By Cam Lucadou-Wells

I Cook Foods had alleged long-standing hygiene issues, including past cases of listeria and no listeria management plan, according to Greater Dandenong Council.

But the company had never been prosecuted until being served 96 charges relating to four days of inspections in February 2019, a Parliamentary inquiry has heard.

Greater Dandenong Council tabled a list of “non-compliances” that required clean-ups and corrective action in 2016, 2017 and 2018. This included the company relaying the floor in 2017.

Legal and social issues committee member and Liberal MP Wendy Lovell posed why the ongoing alleged issues including pooling of water – a significant listeria risk – and flaws with the set-up hadn’t led to I Cook Foods’ closure earlier.

“All of a sudden all of these charges are laid.”

Harriet Shing, David Limbrick and Matthew Bach followed similar lines of enquiry.

The 96 charges – subsequently dropped by the council – were laid after Leanne Johnson and Elizabeth Garlick made their first visits to the plant.

“My inspection related to listeriosis and what was being found at the time,” Ms Johnson said.

“We had a risk to public health.”

On 18 February, poor food handling and processes were observed by Inspector Garlick.

The defects included inadequate staff training in food handling, washing down from high-pressure hoses near where food was being prepared, unclean equipment not properly cleaned and a slug on the floor.

Two days later, Inspector Garlick found the requested “deep” clean-up was not satisfactory.

Ms Johnson also visited that day and found “significant” non-compliances, cross-contamination risks and poor hygiene practices.

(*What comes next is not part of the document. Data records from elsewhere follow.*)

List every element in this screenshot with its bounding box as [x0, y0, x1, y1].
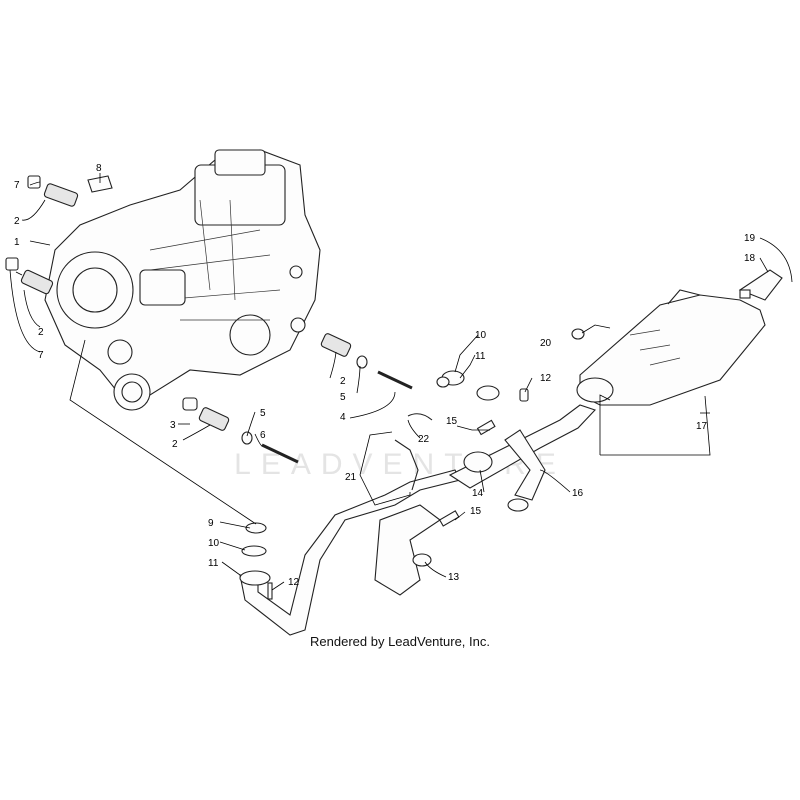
callout-5-lower: 5 [260, 408, 266, 419]
callout-2-mid: 2 [340, 376, 346, 387]
callout-2-left: 2 [38, 327, 44, 338]
callout-18: 18 [744, 253, 756, 264]
callout-17: 17 [696, 421, 708, 432]
callout-10-lower: 10 [208, 538, 220, 549]
callout-14: 14 [472, 488, 484, 499]
callout-11-lower: 11 [208, 558, 219, 569]
callout-13: 13 [448, 572, 460, 583]
stud-and-nut-parts [5, 175, 413, 464]
callout-6: 6 [260, 430, 266, 441]
callout-12-lower: 12 [288, 577, 300, 588]
exhaust-header-pipe [239, 370, 596, 636]
callout-12-upper: 12 [540, 373, 552, 384]
leader-lines [9, 173, 793, 591]
callout-9: 9 [208, 518, 214, 529]
callout-7-lower: 7 [38, 350, 44, 361]
callout-labels: 1 2 2 2 2 3 4 5 5 6 7 7 8 9 10 10 11 11 … [14, 163, 756, 588]
callout-2-lower: 2 [172, 439, 178, 450]
callout-15-upper: 15 [446, 416, 458, 427]
callout-1: 1 [14, 237, 20, 248]
callout-3: 3 [170, 420, 176, 431]
callout-19: 19 [744, 233, 756, 244]
callout-11-upper: 11 [475, 351, 486, 362]
muffler [571, 269, 783, 406]
callout-22: 22 [418, 434, 430, 445]
callout-20: 20 [540, 338, 552, 349]
callout-5-mid: 5 [340, 392, 346, 403]
callout-21: 21 [345, 472, 357, 483]
callout-16: 16 [572, 488, 584, 499]
callout-7-top: 7 [14, 180, 20, 191]
callout-15-lower: 15 [470, 506, 482, 517]
callout-2-top: 2 [14, 216, 20, 227]
render-credit-caption: Rendered by LeadVenture, Inc. [310, 634, 490, 649]
engine-assembly [44, 149, 321, 411]
callout-8: 8 [96, 163, 102, 174]
callout-10-upper: 10 [475, 330, 487, 341]
callout-4: 4 [340, 412, 346, 423]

She listed ovens outside the kitchen in the open-air, plastic bread crates being washed in the bin wash area, residue in the meat slicer, dishwashing near the food preparation area, and pooling of water.

For several years, food health inspector and whistleblower Kim Rogerson had been inspecting the factory. She’d collected the first listeria samples and swabbing of surfaces on 1 February.

She was on leave during Ms Johnson and Ms Garlick’s inspection.

Ms Rogerson had told the inquiry that I Cook Foods’ closure was “over-the top” and “highly irregular”, accusing the council of being “intent on destroying” I Cook Foods.

Ms Johnson did not agree with Ms Rogerson’s evidence that I Cook Foods was a “professional operation”.

Though large and successful, the business had several non-compliances with the Food Act, Ms Johnson said.

After the closures, Ms Rogerson said that she’d previously raised with I Cook Foods about it outgrowing its site, the need for segregation of areas and the pooling of water, Ms Johnson told the hearing.

Ms Johnson said past issues had led to the factory’s flooring being relaid in 2017.

There was also a “history” of listeria – two cases including a case picked up by Boroondara Council sampling. On that occasion, Ms Rogerson directed I Cook Foods to clean the factory.

The difference in the most recent case was that a person had tested positive to listeria, Ms Johnson said.

I Cook Foods has stated that the listeria levels found in sandwich samples were well within food standards.

But Ms Johnson said no level was acceptable. The food was potentially hazardous given I Cook Foods’ vulnerable clientele, including aged care, Meals on Wheels and hospital patients.